The second instalment on my week in Margate is a rag-bag of photos I took. The weather was gorgeous and so I took my camera on the daily beach walk, the daily trip to Pantelli’s for a latte and a jacket potato, and the daily delve in the house clearance shops. Here are some of the things I saw:

cat bridget riley

The cat giving it her best Bridget Riley on the cushion I made and the Ikea rug.

50s Danish sofa

The sofa – yes the one I moaned about being so uncomfy in London has been moved. It now fits perfectly into this alcove in Margate. As I hoped, the faded green upholstery takes some of the sweetness out of the pink walls. And the cat loves the end by the radiator, so we’re all happy. In fact the difference in how it’s made the flat feel is huge. Suddenly it feels like a home, after 18 months of sitting on pretty but spike-like vintage wood chairs.

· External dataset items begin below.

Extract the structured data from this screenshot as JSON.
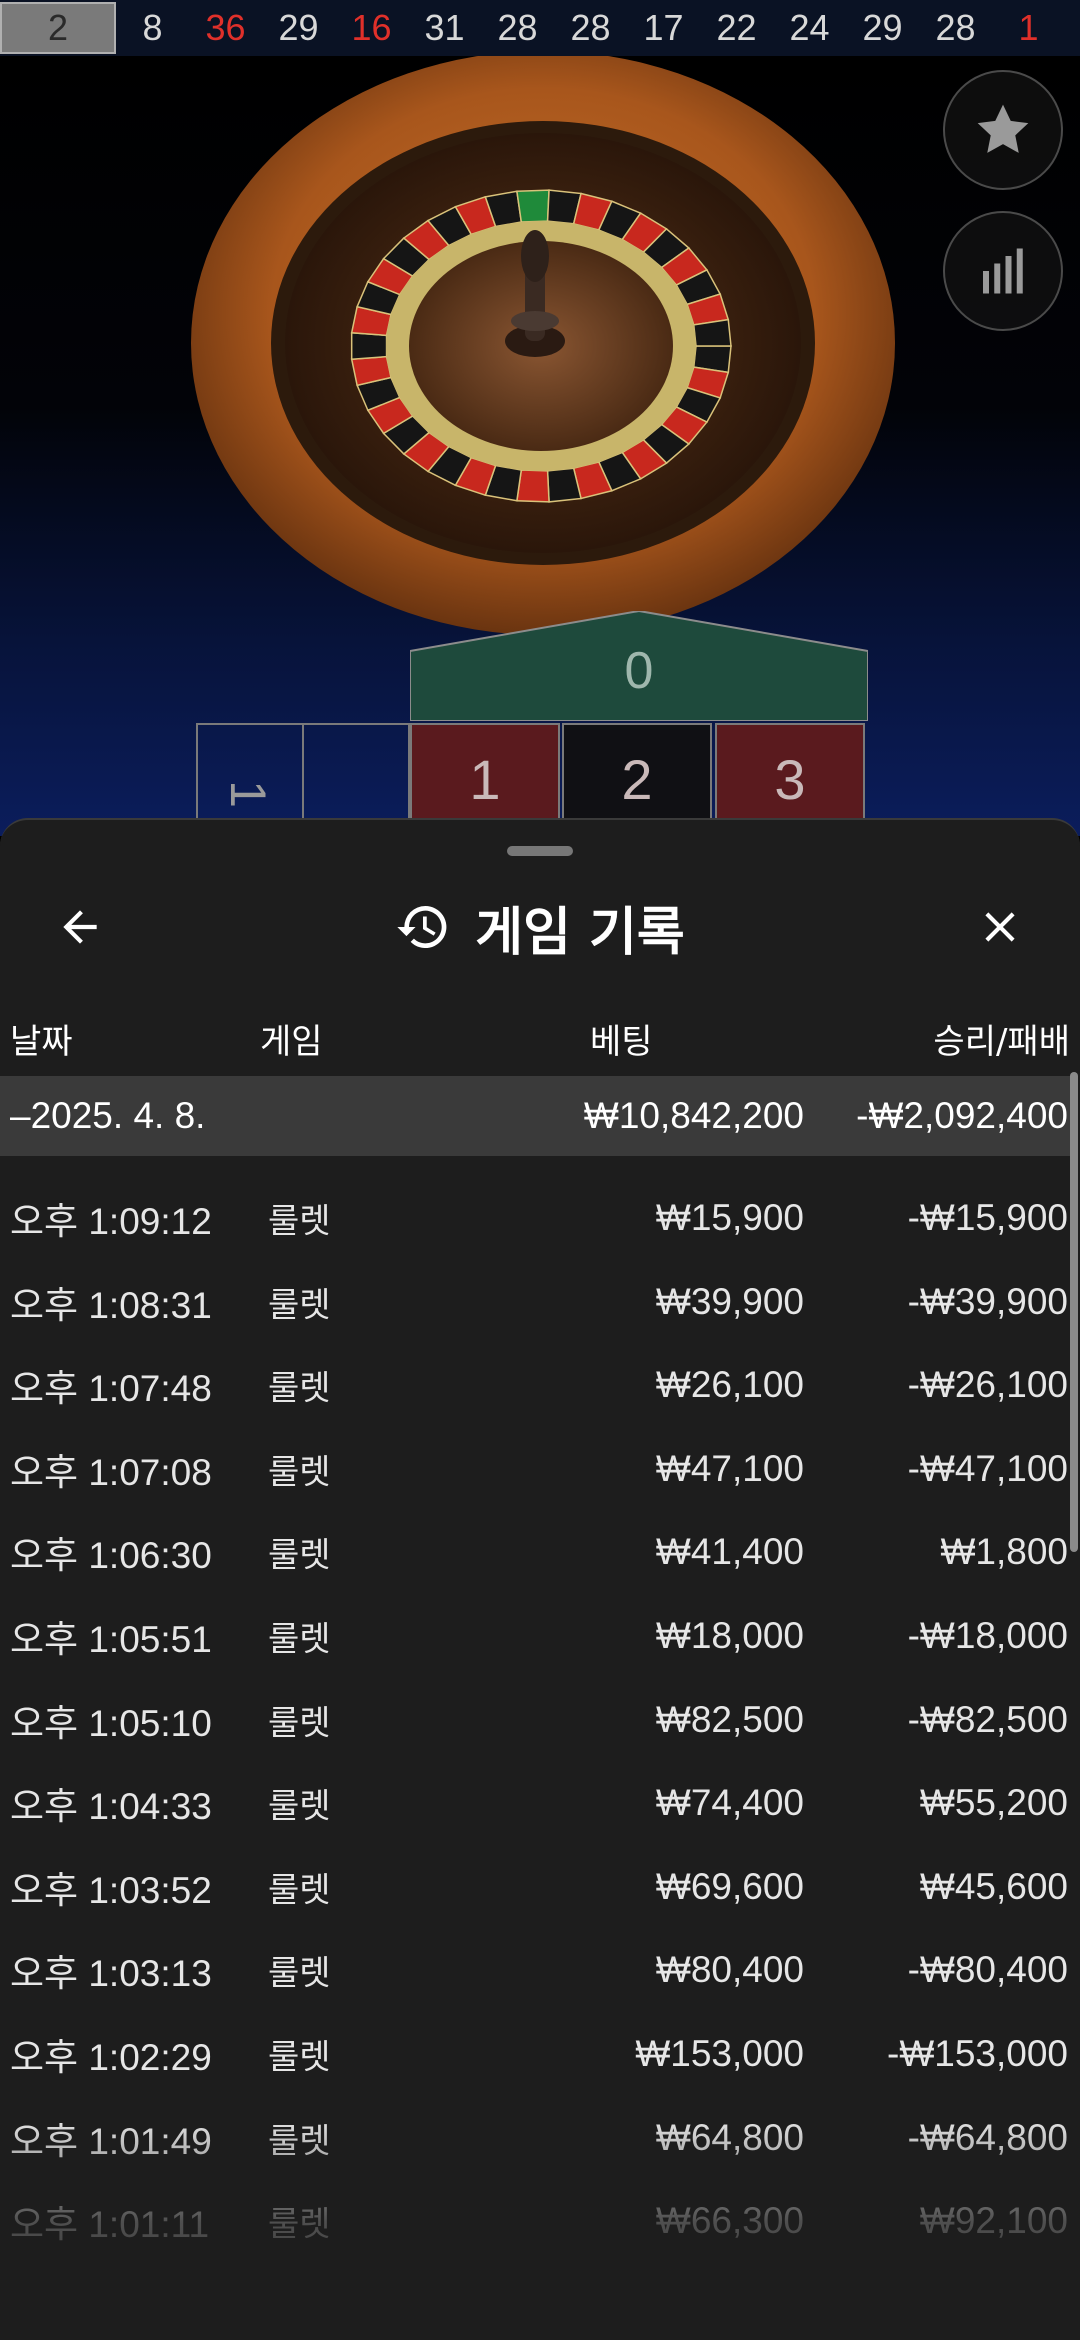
{
  "results_strip": {
    "numbers": [
      {
        "value": "2",
        "color": "#2a2a2a"
      },
      {
        "value": "8",
        "color": "#d8d8d8"
      },
      {
        "value": "36",
        "color": "#e0302a"
      },
      {
        "value": "29",
        "color": "#d8d8d8"
      },
      {
        "value": "16",
        "color": "#e0302a"
      },
      {
        "value": "31",
        "color": "#d8d8d8"
      },
      {
        "value": "28",
        "color": "#d8d8d8"
      },
      {
        "value": "28",
        "color": "#d8d8d8"
      },
      {
        "value": "17",
        "color": "#d8d8d8"
      },
      {
        "value": "22",
        "color": "#d8d8d8"
      },
      {
        "value": "24",
        "color": "#d8d8d8"
      },
      {
        "value": "29",
        "color": "#d8d8d8"
      },
      {
        "value": "28",
        "color": "#d8d8d8"
      },
      {
        "value": "1",
        "color": "#e0302a"
      }
    ]
  },
  "side_buttons": {
    "favorite_icon": "star-icon",
    "stats_icon": "bar-chart-icon"
  },
  "table": {
    "zero": "0",
    "left_partial": "1",
    "cells": [
      {
        "label": "1",
        "color": "#5a1a1e"
      },
      {
        "label": "2",
        "color": "#101014"
      },
      {
        "label": "3",
        "color": "#5a1a1e"
      }
    ]
  },
  "panel": {
    "title": "게임 기록",
    "back_icon": "arrow-left-icon",
    "history_icon": "history-icon",
    "close_icon": "close-icon",
    "columns": {
      "date": "날짜",
      "game": "게임",
      "bet": "베팅",
      "result": "승리/패배"
    },
    "date_group": {
      "date": "–2025. 4. 8.",
      "bet_total": "₩10,842,200",
      "result_total": "-₩2,092,400"
    },
    "rows": [
      {
        "time": "오후 1:09:12",
        "game": "룰렛",
        "bet": "₩15,900",
        "result": "-₩15,900"
      },
      {
        "time": "오후 1:08:31",
        "game": "룰렛",
        "bet": "₩39,900",
        "result": "-₩39,900"
      },
      {
        "time": "오후 1:07:48",
        "game": "룰렛",
        "bet": "₩26,100",
        "result": "-₩26,100"
      },
      {
        "time": "오후 1:07:08",
        "game": "룰렛",
        "bet": "₩47,100",
        "result": "-₩47,100"
      },
      {
        "time": "오후 1:06:30",
        "game": "룰렛",
        "bet": "₩41,400",
        "result": "₩1,800"
      },
      {
        "time": "오후 1:05:51",
        "game": "룰렛",
        "bet": "₩18,000",
        "result": "-₩18,000"
      },
      {
        "time": "오후 1:05:10",
        "game": "룰렛",
        "bet": "₩82,500",
        "result": "-₩82,500"
      },
      {
        "time": "오후 1:04:33",
        "game": "룰렛",
        "bet": "₩74,400",
        "result": "₩55,200"
      },
      {
        "time": "오후 1:03:52",
        "game": "룰렛",
        "bet": "₩69,600",
        "result": "₩45,600"
      },
      {
        "time": "오후 1:03:13",
        "game": "룰렛",
        "bet": "₩80,400",
        "result": "-₩80,400"
      },
      {
        "time": "오후 1:02:29",
        "game": "룰렛",
        "bet": "₩153,000",
        "result": "-₩153,000"
      },
      {
        "time": "오후 1:01:49",
        "game": "룰렛",
        "bet": "₩64,800",
        "result": "-₩64,800"
      },
      {
        "time": "오후 1:01:11",
        "game": "룰렛",
        "bet": "₩66,300",
        "result": "₩92,100"
      }
    ]
  }
}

I never really used this half of the room before either, and now I can loll on the sofa looking out at this…

sea view margate

One day we walked along the beach to the sea bathing pool. It’s on the beaches of Clifftonville, once fashionably packed with bathing machines but these days near-empty. I wouldn’t have considered swimming in a tidal pool, but this one looked gorgeously clean, if not exactly clear. My understanding is that local company Haeckels has been organising clean-ups in this area with local volunteers, and you can really see the difference.

walpole bathing pool

Can’t wait for a warm, still evening, when myself and himself have agreed a race across to see who is fastest. Don’t put any money on me!

Walpole bathing pool

Lastly, you may have read that a certain Princess was in Margate last week. Lured by the excellent chippies and a passion for crazy golf? Who knows. But we read about her imminent arrival in the Thanet Gazette and I insisted we go down and have a nosey. This was the scene outside Resort Studios as everyone waited for her to arrive. Thanet bin lorries kept driving past slowly to wind everyone up. The crowd was like something from Nigel Farage’s fevered imagination – people from all over the world who just happened to be living in the street, all out of their houses for a nosey. Brilliant.